New HDFC Bank MCLR Rates
Post rate revision, the overnight and one-month HDFC Bank MCLR levels now stand at 8.05% and 8.10%. The three-month rate has now been shifted to 8.15% from 8.2%. The six-month figure has eased to 8.30% from 8.35%. These reductions are modest but can lower interest outgo over time.
HDFC Bank MCLR Slabs For One-year, two-year and three-year
The medium-term portions of the HDFC Bank MCLR grid remain largely steady. The one-year rate continues at 8.35%, while the two-year rate stays at 8.45%. In contrast, the three-year MCLR has increased by 5 basis points, from 8.55% to 8.60%, making longer-term borrowing slightly more expensive.

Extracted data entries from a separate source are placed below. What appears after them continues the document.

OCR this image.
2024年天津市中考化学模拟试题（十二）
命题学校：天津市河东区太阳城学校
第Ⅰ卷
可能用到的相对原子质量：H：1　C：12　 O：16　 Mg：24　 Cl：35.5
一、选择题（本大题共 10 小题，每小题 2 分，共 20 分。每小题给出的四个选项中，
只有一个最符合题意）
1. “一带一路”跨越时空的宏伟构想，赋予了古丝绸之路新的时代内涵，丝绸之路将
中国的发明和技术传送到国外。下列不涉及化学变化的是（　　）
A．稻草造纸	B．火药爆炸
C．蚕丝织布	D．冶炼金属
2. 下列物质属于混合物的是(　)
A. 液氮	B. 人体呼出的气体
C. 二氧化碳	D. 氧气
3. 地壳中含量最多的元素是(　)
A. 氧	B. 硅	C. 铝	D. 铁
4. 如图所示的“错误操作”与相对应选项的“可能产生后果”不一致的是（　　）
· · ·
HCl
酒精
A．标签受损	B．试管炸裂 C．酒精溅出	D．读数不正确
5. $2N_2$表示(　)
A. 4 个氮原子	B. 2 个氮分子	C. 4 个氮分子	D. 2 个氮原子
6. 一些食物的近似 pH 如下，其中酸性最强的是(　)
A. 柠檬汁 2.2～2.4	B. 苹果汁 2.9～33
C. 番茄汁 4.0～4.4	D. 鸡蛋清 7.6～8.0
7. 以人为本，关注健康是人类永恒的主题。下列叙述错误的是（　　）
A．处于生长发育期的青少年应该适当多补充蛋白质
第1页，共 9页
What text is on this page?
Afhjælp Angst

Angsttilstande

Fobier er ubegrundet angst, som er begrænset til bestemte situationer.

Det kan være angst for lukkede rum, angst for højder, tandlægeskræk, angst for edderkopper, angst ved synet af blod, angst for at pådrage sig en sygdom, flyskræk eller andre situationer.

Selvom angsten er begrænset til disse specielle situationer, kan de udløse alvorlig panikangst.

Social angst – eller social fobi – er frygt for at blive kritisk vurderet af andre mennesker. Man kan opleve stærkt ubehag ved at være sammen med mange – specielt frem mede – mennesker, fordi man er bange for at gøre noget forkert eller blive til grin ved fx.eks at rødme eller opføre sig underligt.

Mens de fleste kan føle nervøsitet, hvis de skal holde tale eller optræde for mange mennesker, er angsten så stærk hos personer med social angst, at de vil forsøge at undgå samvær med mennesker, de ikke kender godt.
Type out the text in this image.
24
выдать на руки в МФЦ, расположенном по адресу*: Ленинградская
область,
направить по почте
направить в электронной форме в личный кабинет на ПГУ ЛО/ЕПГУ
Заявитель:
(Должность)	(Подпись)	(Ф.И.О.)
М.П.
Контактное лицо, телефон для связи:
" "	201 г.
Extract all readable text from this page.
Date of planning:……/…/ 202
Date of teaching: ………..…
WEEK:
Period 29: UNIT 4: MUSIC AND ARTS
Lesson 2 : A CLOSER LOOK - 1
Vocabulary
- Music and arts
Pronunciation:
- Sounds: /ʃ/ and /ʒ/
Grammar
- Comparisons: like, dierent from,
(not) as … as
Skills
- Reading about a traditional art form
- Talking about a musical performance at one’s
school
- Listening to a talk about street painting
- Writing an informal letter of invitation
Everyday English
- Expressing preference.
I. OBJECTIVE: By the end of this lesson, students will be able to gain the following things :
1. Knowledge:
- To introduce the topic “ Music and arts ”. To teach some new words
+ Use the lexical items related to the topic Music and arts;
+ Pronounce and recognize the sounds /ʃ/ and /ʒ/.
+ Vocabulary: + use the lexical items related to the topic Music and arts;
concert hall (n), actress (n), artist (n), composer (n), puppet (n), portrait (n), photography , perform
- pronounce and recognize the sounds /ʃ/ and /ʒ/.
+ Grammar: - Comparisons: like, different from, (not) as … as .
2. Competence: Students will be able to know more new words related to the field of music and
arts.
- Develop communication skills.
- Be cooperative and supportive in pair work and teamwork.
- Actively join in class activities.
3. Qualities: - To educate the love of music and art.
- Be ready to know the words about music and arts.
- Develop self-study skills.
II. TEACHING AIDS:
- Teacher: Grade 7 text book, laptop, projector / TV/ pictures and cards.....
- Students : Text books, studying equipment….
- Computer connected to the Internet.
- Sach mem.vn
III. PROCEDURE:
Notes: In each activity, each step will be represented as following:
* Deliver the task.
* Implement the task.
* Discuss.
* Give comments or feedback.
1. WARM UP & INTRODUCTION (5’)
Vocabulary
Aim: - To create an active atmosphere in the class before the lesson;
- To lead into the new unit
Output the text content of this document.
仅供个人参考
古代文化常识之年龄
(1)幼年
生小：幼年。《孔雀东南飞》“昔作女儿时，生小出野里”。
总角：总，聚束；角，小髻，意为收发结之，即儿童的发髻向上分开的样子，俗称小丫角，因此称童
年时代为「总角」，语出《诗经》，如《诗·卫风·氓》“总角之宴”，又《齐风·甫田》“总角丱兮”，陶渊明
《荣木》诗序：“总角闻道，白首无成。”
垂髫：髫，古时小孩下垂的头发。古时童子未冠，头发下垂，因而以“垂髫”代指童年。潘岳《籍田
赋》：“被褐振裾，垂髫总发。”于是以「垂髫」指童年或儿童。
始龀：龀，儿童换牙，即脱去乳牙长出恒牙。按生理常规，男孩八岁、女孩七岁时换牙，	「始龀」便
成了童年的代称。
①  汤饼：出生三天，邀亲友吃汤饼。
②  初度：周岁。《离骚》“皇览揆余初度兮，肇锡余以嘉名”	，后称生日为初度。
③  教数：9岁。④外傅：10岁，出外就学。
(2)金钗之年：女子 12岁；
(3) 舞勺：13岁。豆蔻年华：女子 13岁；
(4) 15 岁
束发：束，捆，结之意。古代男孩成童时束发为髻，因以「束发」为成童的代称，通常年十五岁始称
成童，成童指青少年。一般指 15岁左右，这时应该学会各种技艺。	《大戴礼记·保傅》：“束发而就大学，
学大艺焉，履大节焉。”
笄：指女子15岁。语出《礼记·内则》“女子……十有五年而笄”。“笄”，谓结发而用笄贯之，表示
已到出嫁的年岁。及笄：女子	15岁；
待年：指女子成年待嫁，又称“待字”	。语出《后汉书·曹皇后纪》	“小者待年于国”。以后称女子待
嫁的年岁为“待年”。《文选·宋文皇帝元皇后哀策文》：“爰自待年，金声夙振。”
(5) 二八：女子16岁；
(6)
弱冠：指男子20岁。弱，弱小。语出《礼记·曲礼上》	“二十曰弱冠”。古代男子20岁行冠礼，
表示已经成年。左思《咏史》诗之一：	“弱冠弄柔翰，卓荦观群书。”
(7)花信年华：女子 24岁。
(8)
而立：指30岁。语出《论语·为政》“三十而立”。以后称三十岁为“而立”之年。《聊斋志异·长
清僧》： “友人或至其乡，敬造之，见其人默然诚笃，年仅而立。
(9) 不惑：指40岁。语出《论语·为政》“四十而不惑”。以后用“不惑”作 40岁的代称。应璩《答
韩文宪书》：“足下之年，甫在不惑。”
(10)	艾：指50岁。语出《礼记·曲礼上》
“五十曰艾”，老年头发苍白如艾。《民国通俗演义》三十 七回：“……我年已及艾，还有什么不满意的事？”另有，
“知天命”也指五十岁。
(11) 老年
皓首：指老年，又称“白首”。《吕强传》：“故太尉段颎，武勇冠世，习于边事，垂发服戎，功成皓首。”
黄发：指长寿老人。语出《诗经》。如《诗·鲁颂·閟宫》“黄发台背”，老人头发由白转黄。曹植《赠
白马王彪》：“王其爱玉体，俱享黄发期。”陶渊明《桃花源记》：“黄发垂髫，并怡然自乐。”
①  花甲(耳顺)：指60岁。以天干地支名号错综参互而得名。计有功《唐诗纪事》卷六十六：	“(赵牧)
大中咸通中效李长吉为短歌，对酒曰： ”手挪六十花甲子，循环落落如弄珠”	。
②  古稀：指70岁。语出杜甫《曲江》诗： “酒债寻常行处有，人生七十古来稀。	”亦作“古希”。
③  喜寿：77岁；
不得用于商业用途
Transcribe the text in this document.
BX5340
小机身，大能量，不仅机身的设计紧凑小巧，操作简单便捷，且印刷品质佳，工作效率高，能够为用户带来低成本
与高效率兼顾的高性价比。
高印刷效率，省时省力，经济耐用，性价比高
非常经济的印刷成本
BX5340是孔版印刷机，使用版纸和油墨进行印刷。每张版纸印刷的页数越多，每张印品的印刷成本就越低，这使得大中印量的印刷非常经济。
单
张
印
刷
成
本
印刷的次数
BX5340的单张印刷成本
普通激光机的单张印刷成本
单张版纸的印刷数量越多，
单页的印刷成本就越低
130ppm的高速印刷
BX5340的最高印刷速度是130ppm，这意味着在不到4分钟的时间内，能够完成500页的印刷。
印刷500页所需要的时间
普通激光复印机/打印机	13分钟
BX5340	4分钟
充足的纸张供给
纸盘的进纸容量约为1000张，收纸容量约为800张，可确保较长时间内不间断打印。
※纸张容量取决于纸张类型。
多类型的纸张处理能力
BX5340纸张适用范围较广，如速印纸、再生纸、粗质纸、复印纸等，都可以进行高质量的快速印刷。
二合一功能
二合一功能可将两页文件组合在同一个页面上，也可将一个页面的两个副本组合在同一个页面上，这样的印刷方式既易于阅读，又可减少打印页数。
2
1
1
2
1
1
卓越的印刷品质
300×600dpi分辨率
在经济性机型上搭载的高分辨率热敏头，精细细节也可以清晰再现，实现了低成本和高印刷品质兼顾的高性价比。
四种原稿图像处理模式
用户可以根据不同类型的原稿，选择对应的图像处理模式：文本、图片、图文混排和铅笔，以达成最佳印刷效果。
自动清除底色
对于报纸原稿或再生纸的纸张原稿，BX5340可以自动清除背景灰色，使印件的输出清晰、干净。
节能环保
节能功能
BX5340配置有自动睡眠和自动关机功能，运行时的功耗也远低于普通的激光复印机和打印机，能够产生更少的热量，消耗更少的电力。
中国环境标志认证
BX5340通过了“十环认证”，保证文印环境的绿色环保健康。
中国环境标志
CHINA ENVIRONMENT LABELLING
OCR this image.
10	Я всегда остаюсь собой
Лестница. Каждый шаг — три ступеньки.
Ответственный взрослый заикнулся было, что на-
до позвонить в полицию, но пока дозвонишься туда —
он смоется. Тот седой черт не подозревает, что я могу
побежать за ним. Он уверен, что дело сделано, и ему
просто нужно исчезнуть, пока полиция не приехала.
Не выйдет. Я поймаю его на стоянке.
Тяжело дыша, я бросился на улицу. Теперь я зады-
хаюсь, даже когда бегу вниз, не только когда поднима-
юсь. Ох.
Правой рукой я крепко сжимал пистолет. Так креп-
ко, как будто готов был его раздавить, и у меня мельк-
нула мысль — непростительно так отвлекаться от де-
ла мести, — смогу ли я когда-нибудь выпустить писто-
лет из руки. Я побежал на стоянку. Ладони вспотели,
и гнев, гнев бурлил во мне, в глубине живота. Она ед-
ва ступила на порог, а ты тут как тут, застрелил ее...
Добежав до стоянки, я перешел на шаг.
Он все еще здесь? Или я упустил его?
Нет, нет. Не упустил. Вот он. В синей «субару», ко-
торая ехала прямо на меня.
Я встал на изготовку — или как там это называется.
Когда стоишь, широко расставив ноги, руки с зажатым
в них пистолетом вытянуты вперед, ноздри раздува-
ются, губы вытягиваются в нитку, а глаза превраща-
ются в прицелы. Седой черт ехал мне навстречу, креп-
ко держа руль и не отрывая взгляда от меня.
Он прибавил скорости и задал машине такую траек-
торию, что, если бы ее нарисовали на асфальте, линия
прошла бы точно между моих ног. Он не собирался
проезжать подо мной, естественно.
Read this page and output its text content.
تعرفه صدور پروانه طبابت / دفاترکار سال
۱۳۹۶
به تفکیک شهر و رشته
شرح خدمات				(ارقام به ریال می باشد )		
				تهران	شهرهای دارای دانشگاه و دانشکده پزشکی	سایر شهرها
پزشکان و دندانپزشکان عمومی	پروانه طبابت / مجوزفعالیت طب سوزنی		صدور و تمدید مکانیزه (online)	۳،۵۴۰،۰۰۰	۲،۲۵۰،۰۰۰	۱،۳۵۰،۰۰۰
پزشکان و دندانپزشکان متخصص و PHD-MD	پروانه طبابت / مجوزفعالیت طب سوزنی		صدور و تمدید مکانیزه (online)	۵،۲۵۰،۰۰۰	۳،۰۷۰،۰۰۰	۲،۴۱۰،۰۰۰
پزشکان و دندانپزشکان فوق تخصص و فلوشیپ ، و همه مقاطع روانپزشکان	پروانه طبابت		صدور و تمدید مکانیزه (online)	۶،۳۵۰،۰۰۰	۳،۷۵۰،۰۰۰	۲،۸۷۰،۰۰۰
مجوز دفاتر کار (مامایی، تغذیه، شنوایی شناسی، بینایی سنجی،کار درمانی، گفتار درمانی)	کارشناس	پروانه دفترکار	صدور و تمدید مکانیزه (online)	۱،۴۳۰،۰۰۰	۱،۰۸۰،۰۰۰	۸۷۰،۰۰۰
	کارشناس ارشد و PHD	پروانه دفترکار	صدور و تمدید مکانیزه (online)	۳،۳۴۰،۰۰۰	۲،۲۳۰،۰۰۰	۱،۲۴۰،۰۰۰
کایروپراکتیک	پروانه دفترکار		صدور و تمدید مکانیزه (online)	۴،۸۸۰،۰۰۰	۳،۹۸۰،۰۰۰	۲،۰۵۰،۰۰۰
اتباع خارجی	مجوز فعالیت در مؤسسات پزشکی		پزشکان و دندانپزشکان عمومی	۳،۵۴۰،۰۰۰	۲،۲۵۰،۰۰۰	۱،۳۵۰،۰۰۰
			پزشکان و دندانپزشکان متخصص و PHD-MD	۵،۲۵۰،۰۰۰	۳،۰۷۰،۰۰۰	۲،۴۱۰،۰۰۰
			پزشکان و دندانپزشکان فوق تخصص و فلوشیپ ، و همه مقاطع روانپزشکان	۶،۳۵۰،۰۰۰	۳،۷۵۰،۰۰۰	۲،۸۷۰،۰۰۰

Here is the revised HDFC Bank MCLR structure effective 7 May 2026, across all published tenures:
Tenor | MCLR |
Overnight | 8.05% |
1 Month | 8.05% |
3 Month | 8.15% |
6 Month | 8.30% |
1 Year | 8.35% |
2 Year | 8.45% |
3 Year | 8.60% |
What is MCLR?
Marginal Cost of Funds-based lending rate is the minimum lending benchmark that is used by banks for different types of loans, including home loans. It sets the lowest permissible rate for many rupee loans, unless rules stated by the RBI allow otherwise. The RBI put the MCLR framework in place in 2016, replacing the earlier base rate system for new floating loans.
Alongside HDFC Bank MCLR, other internal benchmarks remain relevant for older loans. The current base rate of HDFC Bank is 8.80%, effective from 26 December 2025. For loans linked to the benchmark prime lending rate, the bank's benchmark PLR stands at 17.30% per annum, also effective from 26 December 2025.